Publicatie zuivelmatrix

Is het mogelijk om de eerder beschreven ‘verrassende’ gezondheidseffecten van zuivel te verklaren met de matrixeffecten? In een meerdaagse workshop met 18 inter­nationale wetenschappers van verschillende disciplines werd daarover uitgebreid gediscussieerd eind 2016 in Denemarken. Het doel van de workshop was om de term zuivelmatrix beter te definiëren en in kaart te brengen welke kennishiaten er zijn. Deze kunnen dienen als inspiratiebron voor verder onderzoek naar de zuivel­matrix. De resultaten van de high level workshop zijn recent gepubliceerd in het American Journal of Clinical Nutrition.¹ De publicatie in dit gerenommeerde tijd schrift laat zien dat er veel draagvlak is voor de bevindingen bij collega­-weten­schappers over de zuivelmatrix.

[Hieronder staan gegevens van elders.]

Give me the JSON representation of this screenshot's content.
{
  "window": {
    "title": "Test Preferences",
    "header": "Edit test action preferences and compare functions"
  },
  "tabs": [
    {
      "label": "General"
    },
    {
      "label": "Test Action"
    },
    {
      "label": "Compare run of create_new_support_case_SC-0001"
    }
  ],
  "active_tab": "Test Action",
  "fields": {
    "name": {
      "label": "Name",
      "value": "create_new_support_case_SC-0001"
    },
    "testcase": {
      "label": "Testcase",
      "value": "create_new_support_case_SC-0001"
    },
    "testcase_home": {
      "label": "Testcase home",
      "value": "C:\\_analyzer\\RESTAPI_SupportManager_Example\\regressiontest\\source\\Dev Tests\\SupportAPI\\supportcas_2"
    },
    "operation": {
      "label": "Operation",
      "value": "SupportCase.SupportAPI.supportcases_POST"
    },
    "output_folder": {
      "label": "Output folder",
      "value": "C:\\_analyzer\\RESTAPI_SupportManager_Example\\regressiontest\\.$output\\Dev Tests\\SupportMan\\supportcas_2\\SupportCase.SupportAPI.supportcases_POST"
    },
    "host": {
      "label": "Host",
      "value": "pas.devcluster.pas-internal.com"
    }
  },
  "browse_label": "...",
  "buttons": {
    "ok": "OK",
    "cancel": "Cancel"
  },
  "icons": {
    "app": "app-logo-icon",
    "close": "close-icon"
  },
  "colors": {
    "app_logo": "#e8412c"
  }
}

de_voedingsmatrix_meer_dan_de_som_der_nutrienten_kaas

Zuivelmatrix

Zuivelproducten verschillen in voedings­stoffen en structuur van elkaar. Hoewel kaas een hoog vetgehalte heeft, lijkt de verdere samenstelling van kaas meer op die van yoghurt en melk dan op die van boter als het gaat om eiwit­, vitamine­ en mineraal­-samenstelling, waarbij de hoeveel­heden natuurlijk verschillen. De vetten in zuivel kunnen niet gezien worden zonder de biologische membraan die de vetdruppel­tjes in melk omringen: de milk fat globule membrane (MFGM). Yoghurt en kaas zijn beide gefermenteerde zuivelproducten met bacteriën die mogelijk bioactieve peptiden en korte-­keten vetzuren (SCFA’s) produce­ren. Als gekeken wordt naar de structuur, heeft kaas een vaste structuur, yoghurt een gelachtige structuur en melk een vloeibare. Door de verschillende productieprocessen zijn er nog vele andere verschillen te be­noemen. Vanwege de verschillen in samen­stelling en structuur van zuivelproducten achtten de deelnemers van de zuivelma­trixworkshop het aannemelijk dat er andere effecten op de gezondheid zijn te verwach­ten van zuivelproducten dan bij de inname van de individuele voedingsstoffen.

Calcium

Een goed voorbeeld van een matrixeffect zijn de verschillen in de gezondheids­effecten van calcium in supplementvorm en calcium in zuivel. De Gezondheidsraad heeft in het Achtergronddocument Voedingssupplementen bij de Richtlijnen goede voeding 2015 gekeken naar de effecten van calciumsupplementen op de gezond­heid. Hieronder staan de conclusies.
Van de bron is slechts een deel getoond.